Эти двое… Считалось, что экипаж "летающей крепости" должен представлять собой большую дружную семью, где каждый готов умереть за другого. Наш экипаж ничем не напоминал такую семью. Среди нас были и замкнувшиеся в себе одиночки, существовали и отдельные небольшие группы, и мы часто и ожесточенно ссорились даже в минуты опасности. И еще одно. Судя по дешевеньким кинофильмам, все солдаты и сержанты наделены золотыми сердцами, тогда как все офицеры – дерьмо. С этим я никак не мог согласиться. Фарр, правый боковой стрелок, оказался первым смутьяном на самолете. Я даже думаю, что кто-кто, а он-то оправдывал патологическую ненависть Мерроу к сержантам. Оба боковых стрелка, Фарр и Брегнани, утверждали, что готовы умереть друг за друга. По их словам, они договорились, что если одному из них придется погибнуть, другой погибнет вместе с ним, и что касается Брегнани, то я верю, что он последовал бы за Фарром даже в пасть льва; о Фарре я не мог бы сказать этого с такой же уверенностью. Одно ясно: оба они были настроены против всех остальных; до сих пор помню, как, заглянув в средний отсек, я увидел две направленные на меня ракетницы.
Фарр был наглым, раздражительным и тяжелым человеком, а потому и самым младшим из нас по званию – техником-сержантом третьего класса, поскольку его дважды разжаловали за дебоширство. Я бы не назвал Брегнани его близким другом – просто они часто проводили время вместе, причем Брегнани постоянно вторил громким жалобам Фарра. Если Хеверстроу считал своим врагом грязь, то Фарр – всю армию США. "Вы думаете, с нами кто-нибудь считается?
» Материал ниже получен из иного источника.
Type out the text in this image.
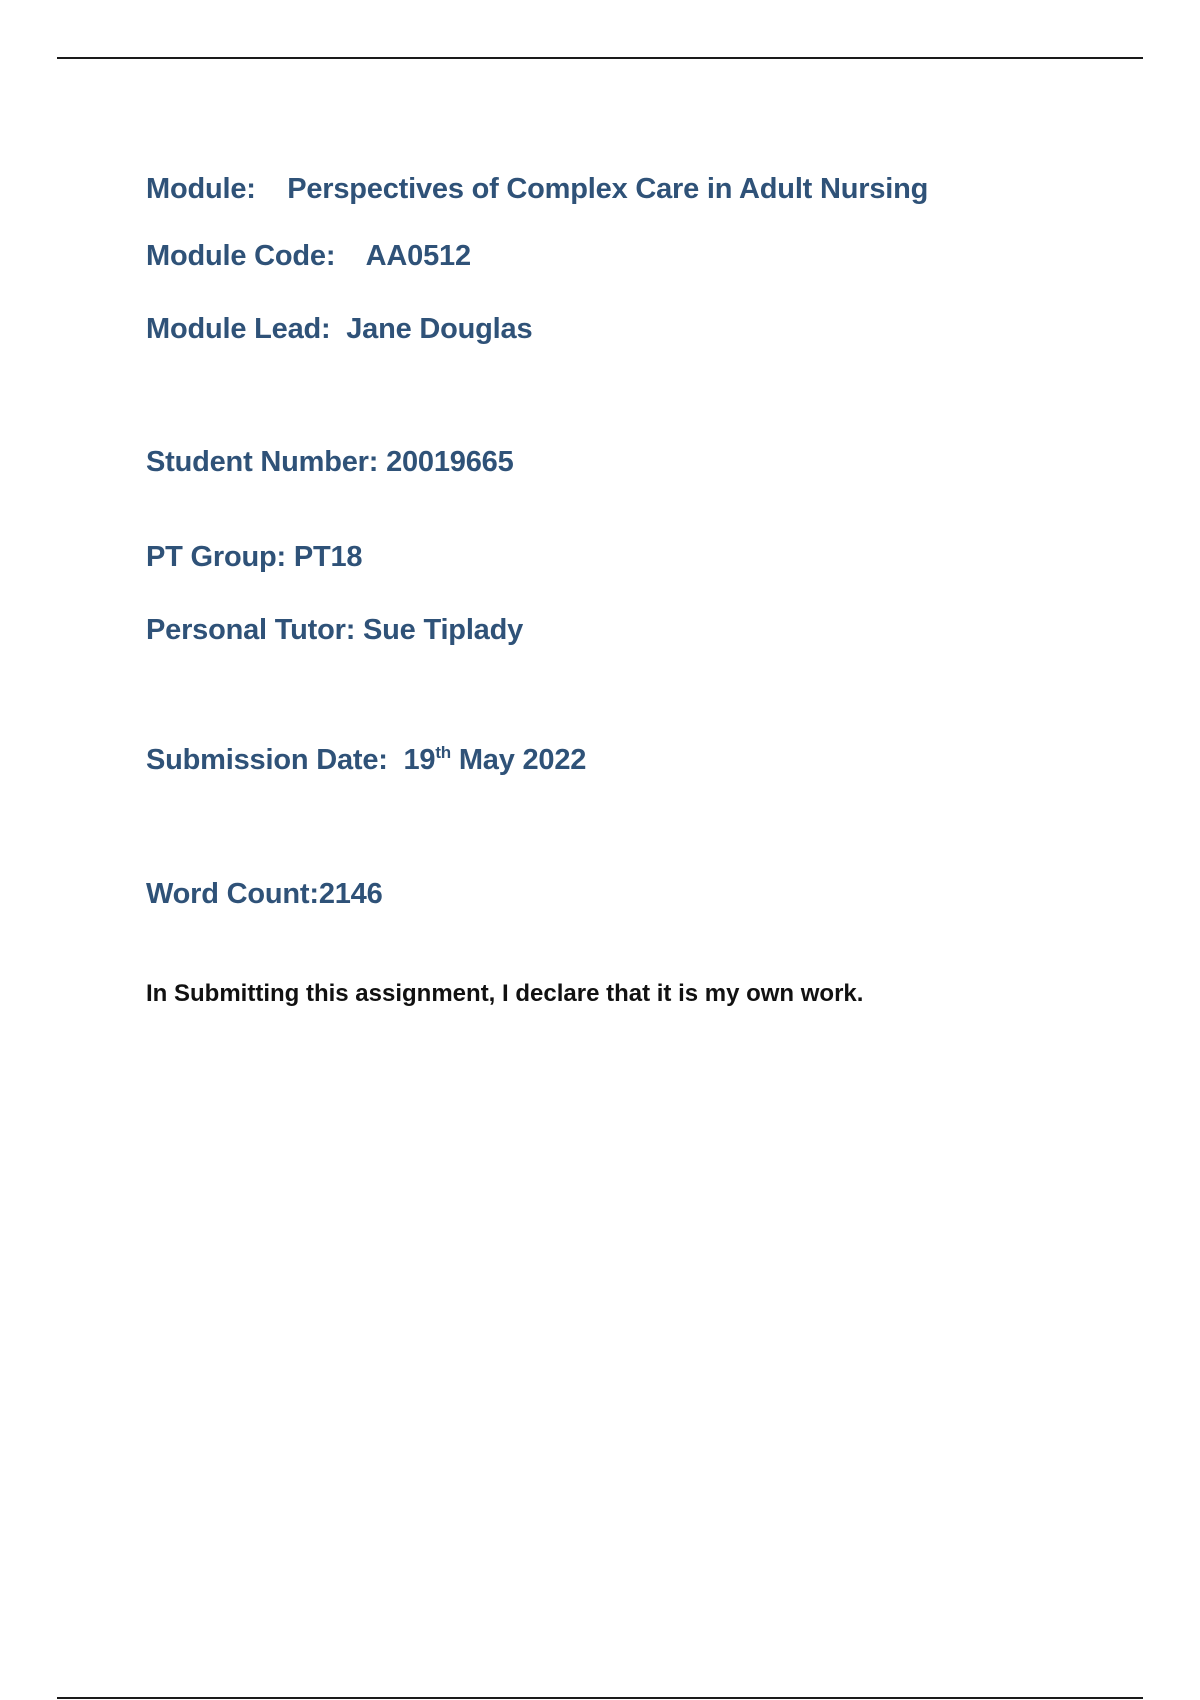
Module: Perspectives of Complex Care in Adult Nursing

Module Code: AA0512

Module Lead: Jane Douglas

Student Number: 20019665

PT Group: PT18

Personal Tutor: Sue Tiplady

Submission Date: 19th May 2022

Word Count:2146

In Submitting this assignment, I declare that it is my own work.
Дудки! Никогда еще им не жилось так хорошо. Будь я проклят, если шевельну хоть мизинцем ради этих мерзавцев".
Мы заходили на бомбометание, когда Фарр сообщил, что ему удалось сбить немецкий истребитель. По уставу полагалось немедленно докладывать об этом командиру корабля и делать в бортовом журнале соответствующую запись.
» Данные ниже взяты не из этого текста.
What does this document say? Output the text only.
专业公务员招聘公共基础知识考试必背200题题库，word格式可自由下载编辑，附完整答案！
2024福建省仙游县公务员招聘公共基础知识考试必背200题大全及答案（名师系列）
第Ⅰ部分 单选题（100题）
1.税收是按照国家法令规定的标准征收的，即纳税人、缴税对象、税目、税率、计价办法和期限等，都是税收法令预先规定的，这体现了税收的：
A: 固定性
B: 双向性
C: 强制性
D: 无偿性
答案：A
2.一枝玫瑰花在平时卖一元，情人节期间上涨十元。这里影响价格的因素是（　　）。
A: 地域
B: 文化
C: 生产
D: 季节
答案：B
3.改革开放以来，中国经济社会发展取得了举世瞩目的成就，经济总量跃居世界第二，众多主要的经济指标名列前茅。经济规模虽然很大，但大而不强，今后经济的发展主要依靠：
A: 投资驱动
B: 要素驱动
– Сбил! – закричал Фарр. – Я сбил МЕ-109!
– Врешь, негодяй! – отозвался Мерроу. – Ничего ты не сбивал, просто сочиняешь.
Фарр и Мерроу переругивались по внутреннему телефону, пока я не призвал их к порядку.
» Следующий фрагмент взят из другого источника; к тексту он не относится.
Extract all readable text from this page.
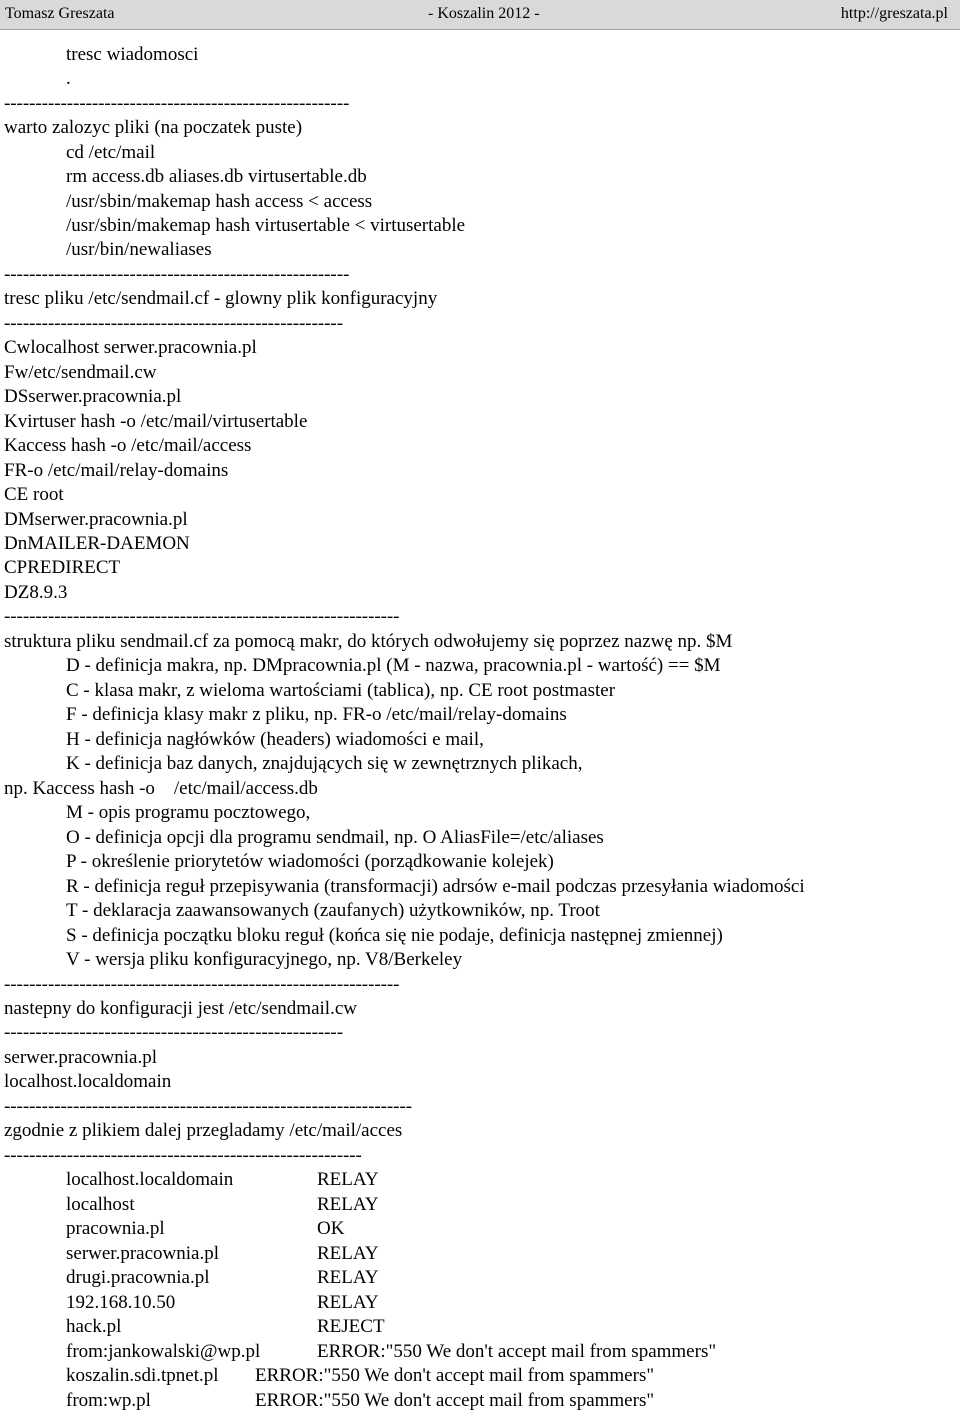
Tomasz Greszata	- Koszalin 2012 -	http://greszata.pl
tresc wiadomosci
.
-------------------------------------------------------
warto zalozyc pliki (na poczatek puste)
cd /etc/mail
rm access.db aliases.db virtusertable.db
/usr/sbin/makemap hash access < access
/usr/sbin/makemap hash virtusertable < virtusertable
/usr/bin/newaliases
-------------------------------------------------------
tresc pliku /etc/sendmail.cf - glowny plik konfiguracyjny
------------------------------------------------------
Cwlocalhost serwer.pracownia.pl
Fw/etc/sendmail.cw
DSserwer.pracownia.pl
Kvirtuser hash -o /etc/mail/virtusertable
Kaccess hash -o /etc/mail/access
FR-o /etc/mail/relay-domains
CE root
DMserwer.pracownia.pl
DnMAILER-DAEMON
CPREDIRECT
DZ8.9.3
---------------------------------------------------------------
struktura pliku sendmail.cf za pomocą makr, do których odwołujemy się poprzez nazwę np. $M
D - definicja makra, np. DMpracownia.pl (M - nazwa, pracownia.pl - wartość) == $M
C - klasa makr, z wieloma wartościami (tablica), np. CE root postmaster
F - definicja klasy makr z pliku, np. FR-o /etc/mail/relay-domains
H - definicja nagłówków (headers) wiadomości e mail,
K - definicja baz danych, znajdujących się w zewnętrznych plikach,
np. Kaccess hash -o    /etc/mail/access.db
M - opis programu pocztowego,
O - definicja opcji dla programu sendmail, np. O AliasFile=/etc/aliases
P - określenie priorytetów wiadomości (porządkowanie kolejek)
R - definicja reguł przepisywania (transformacji) adrsów e-mail podczas przesyłania wiadomości
T - deklaracja zaawansowanych (zaufanych) użytkowników, np. Troot
S - definicja początku bloku reguł (końca się nie podaje, definicja następnej zmiennej)
V - wersja pliku konfiguracyjnego, np. V8/Berkeley
---------------------------------------------------------------
nastepny do konfiguracji jest /etc/sendmail.cw
------------------------------------------------------
serwer.pracownia.pl
localhost.localdomain
-----------------------------------------------------------------
zgodnie z plikiem dalej przegladamy /etc/mail/acces
---------------------------------------------------------
localhost.localdomain	RELAY
localhost	RELAY
pracownia.pl	OK
serwer.pracownia.pl	RELAY
drugi.pracownia.pl	RELAY
192.168.10.50	RELAY
hack.pl	REJECT
from:jankowalski@wp.pl	ERROR:"550 We don't accept mail from spammers"
koszalin.sdi.tpnet.pl ERROR:"550 We don't accept mail from spammers"
from:wp.pl	ERROR:"550 We don't accept mail from spammers"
Отбомбилась наша группа из рук вон плохо. Видимость была неважной, но все же позволяла определить, что большинство бомб упало в море. На обратном пути ведущая группа свернула над Брестом на север, не долетев до установленного на инструктаже пункта, и нашему подразделению пришлось совершать такой крутой разворот, что боевой порядок нарушился. Самолеты рассеялись в облачном небе. Погода к тому времени ухудшилась, и экипажам пришлось приземляться где кто мог, на различных аэродромах английских ВВС по всей Южной Англии – в Уормуэлле, Портрисе, Преденнеке, Эксетере, Портленд-билле. Наш Хеверстроу потерял ориентировку, однако Мерроу, расстелив на коленях карту, повел нашу машину на небольшой высоте прямо через атмосферный фронт, и мы благополучно достигли своей базы; только один экипаж, не считая нашего, сумел совершить такой путь.
Уже после приземления мы узнали, что наш стрелок-радист, скромный, трудолюбивый парень по фамилии Ковальский, обморозил над целью руки. Температура за бортом достигала сорока пяти градусов ниже нуля, а в такой холод на открытом воздухе руки человека за полторы минуты превращались в кусок льда. Мальчишка боялся доложить о своем состоянии; он сидел скрючившись в радиоотсеке и хныкал. Как оказалось, у него заклинило пулемет; перчатки с электрическим подогревом позволяли оперировать секторами газа или турелью, но исправлять в них оружие было неудобно, и бедняга, устраняя задержку, слишком долго работал голыми руками.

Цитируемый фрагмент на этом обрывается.